労働者が病気や怪我をすると資本を有しないから生活できない。生活過程に付与された時間という属性に基づいていうならば、労働時間は、契約上の労働時間だけでなく、契約外の労働を行った時間を含む現実に行った労働時間をいうものと解さなけらばならない。

よって、資本は、無償労働、サービス残業を行わすことはできない。労働基準法32条の労働時間には労働待機期間を含むものと解される。

始業前の朝礼、清掃、体操、作業着、作業靴の着替え、引き継ぎも労働時間に含まれ、資本の側に分刻みで賃金支払債務が実現する。
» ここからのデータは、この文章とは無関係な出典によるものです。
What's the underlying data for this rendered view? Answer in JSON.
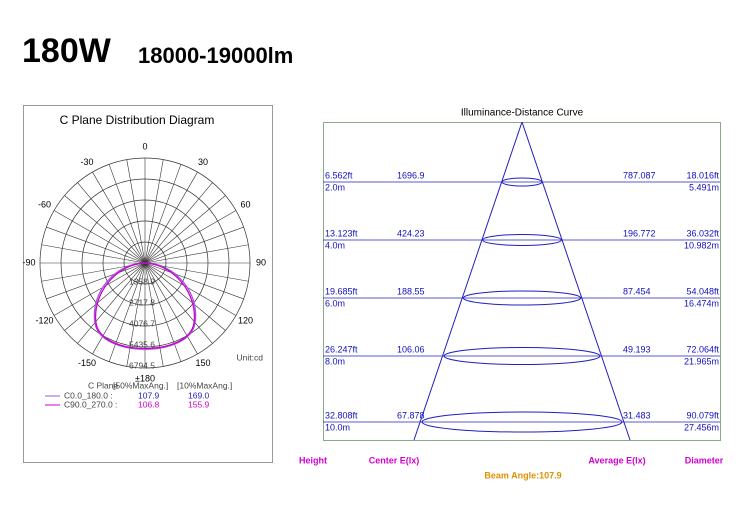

裁判例は、作業服、保護防具等の装着が義務づけられ、また、装着を事業所内の所定の更衣室等で行うものとされていた場合には、その装着は使用者の指揮命令下に置かれたものであるとする(最判平成12年3月9日)。

作業開始前に会社が行う作業前の注意、業務の引き継ぎ、作業後の後片付けも、当該作業に必要不可欠であると認められる限り労働時間に当たるとされる(東京地判平成22年2月2日)。

労働者は労働準備行為に資本関係、生産関係上応ずることをせざるを得ず、そこに自由意思はないから、労働準備をしなかったことによる不利益があった場合に当てはまらないということは存在しない。意思は実体のない観念である。

労働準備行為をするかしないかについて労働者の任意であるか否かは問題として成立しない。

労働者は、始業前に出勤して上記のような労働準備をしているにもかかわらず、累積すればかなりの時間数、始業前の労働は疎外され、資本は賃金支払債務を免れているのである。

労働準備をした時間を労働時間に含めず、賃金を支払わなくても差し支えないとする就業規則を規定することは、労働基準法13条にいう労働基準法の条件に満たないものとして、賃金全額払いの義務により、取り消されなければならないであろう。

始業前に出社しているにもかかわらず、資本が労働者に始業時間になった段階でタイムカードを押させることは生産関係上、法律上認められないのである。

国際金融資本とフィクションされた国庫の資本関係、国際金融資本との生産関係から労働基準監督署も労働時間と労働債務については民事法上の問題として民事不介入を主張する資本の要求に応じてしまっている。

始業前に出勤しているにもかかわらず、資本関係、生産関係により始業時間にタイムカードを押さされた場合、労働者が別途記録したメモは実体のある証拠となるであろう。